Yet another Windows Defender vulnerability discovered

Jun 26, 2017 12:19 GMT  ·  By

Google security engineer Tavis Ormandy has discovered yet another vulnerability in Windows Defender, and once again Microsoft has moved super-fast to deliver a fix.

Ormandy, who is part of Google’s Project Zero security program, discovered the vulnerability on June 9 and reported it to Microsoft privately to give the software giant the chance to release a patch. As per the policy of Project Zero, vulnerabilities are made public 90 days after the vendor is contacted, if a patch is not released in the meantime.

Microsoft, however, has already published a patch for this Windows Defender flaw, so Ormandy published details on Friday, once again showing that without sandboxing, the antivirus engine is prone to more similar security issues.

Update your systems to stay secure

For the more tech-savvy users, Ormandy explains the bug impacts the x86 emulator built for Windows Defender, which Microsoft has left un-sandboxed on purpose.

“I discussed Microsoft's ‘apicall’ instruction that can invoke a large number of internal emulator apis and is exposed to remote attackers by default in all recent versions of Windows.

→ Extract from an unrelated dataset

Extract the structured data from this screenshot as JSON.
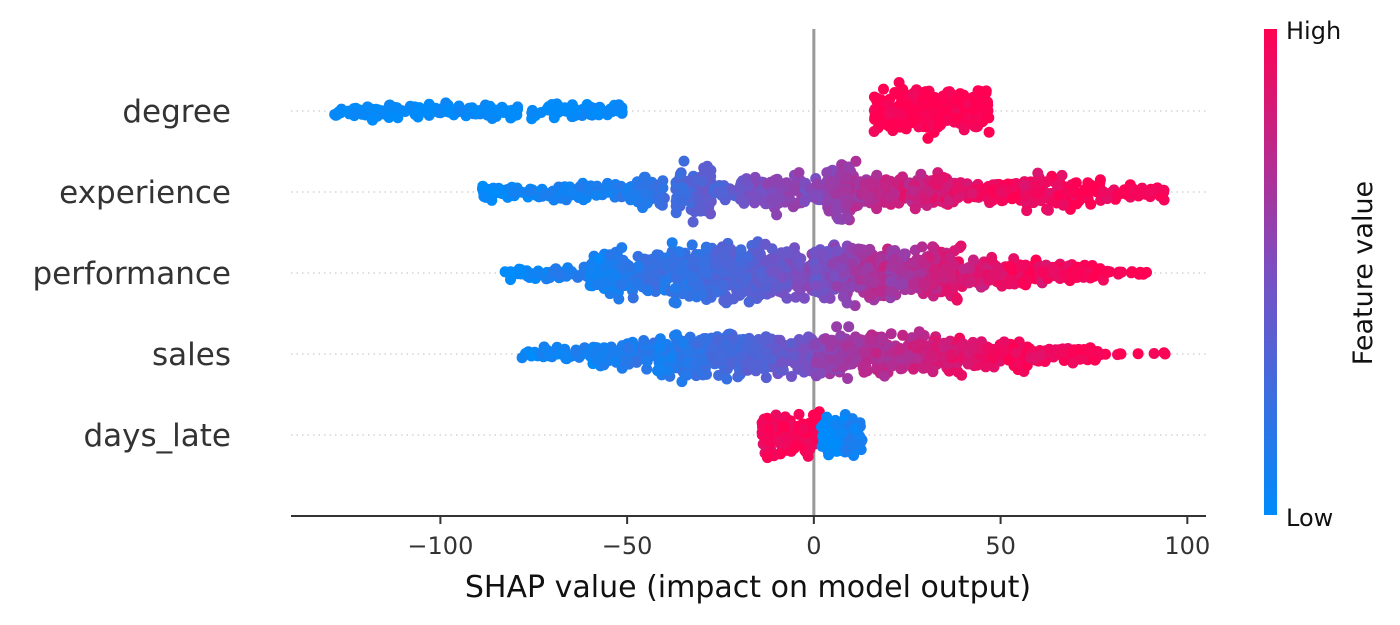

I asked Microsoft if this was intentionally exposed, and they replied ‘The apicall instruction is exposed for multiple reasons’, so this is intentional,” Ormandy explained.

Microsoft has already published a patch for this vulnerability, and in order to remain secure, Windows Defender needs to update the Malware Protection Engine to version 1.1.13903.0. To determine the version running on your system, open the Settings app on Windows 10, head over to Update & security > Windows Defender and check out the engine version on the right side of the screen.

Windows 10 systems that are configured to automatically receive updates are already patched and secure against this vulnerability.

As for Microsoft, it looks like the software giant is indeed responding fast to these security warnings, though it’s still uncanny to see the company preferring to patch vulnerability rather than to sandbox the antivirus engine to prevent such flaws from happening.